The blood, a red cloud floating on the white concrete, was the only sign that anything had happened.
There was a slap on Joanne’s shoulder, then another, and she started feeling a little good. Nobody said anything about it, but she knew what she’d done. Celeste, hated though she was, was still the queen, but she was more of a figurehead now. Joanne had the real stuff. Then she felt Davey’s hand lightly touching her face. He reached out and laid two fingers on the hurt part just below one eye, ran the fingers down slowly over the long skid marks of nail that ran straight to her mouth where the gums were still bleeding. She grabbed his hand there, put it back in his own lap, turned away, and spat some blood.
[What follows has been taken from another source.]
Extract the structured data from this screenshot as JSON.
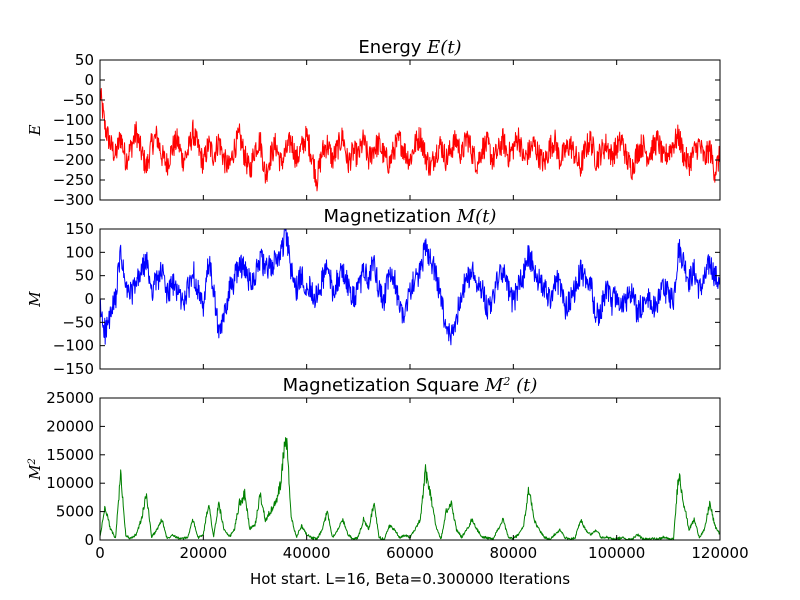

She looked at him. But what had she done for him? This is what she knew. She k
new, before she’d even put a hand on Celeste, that there was nothing she could really do about the gimp thing or the half-wit thing or any other thing anybody wanted to pull on Davey. But what she had done, the one and only thing she always knew she could do for him, was that she made sure it wouldn’t happen while she was around. She had that one nugget of the universe to hold, and she’d held it. It wasn’t much, but it was the one thing she could truly, surely do for him.
Joanne’s hulking, mumbling, grimy sometimes boyfriend Phil came over and wedged his big butt between Davey and Joanne on the step. “Pretty tough, babe,” he said, kissing her on the bloody lip, then licking it off. “But, ah, but you know, you know how it is here, don’tcha?”
She straightened up, fear finally in her face.
“Well, what, Jo?” he said, as if the situation were honestly out of his hands. “Did you think you could go around it? Jus’ ’cause you say no?”
“No, Phil,” she pleaded, grabbing his hand. “He’s only little.”
“Ain’t neither, babe. He’s big as you. Not too much behind me, even.”
“But, Phil, he’s only—”
Phil held up his great big hand, walling her off. “But I tell you what we can do. Because it’s you, Joanne. Maybe we can make a sorta axception.”
Joanne relaxed.
“Hold on a second,” Phil said, turning away from Joanne toward Davey. Davey looked up at Phil, the wide eyes waiting, like always.
With a quick flick of his forearm, Phil punched Davey. Cracked him in the eye a half-speed poke about like a Ping-Pong stroke. He didn’t follow through, pulled his meaty fist back as soon as it landed. His concession to Davey and Joanne.
Everyone sat frozen, even Joanne. Phil stood up over Davey, who had fallen backward and now lay over two steps, holding his eye.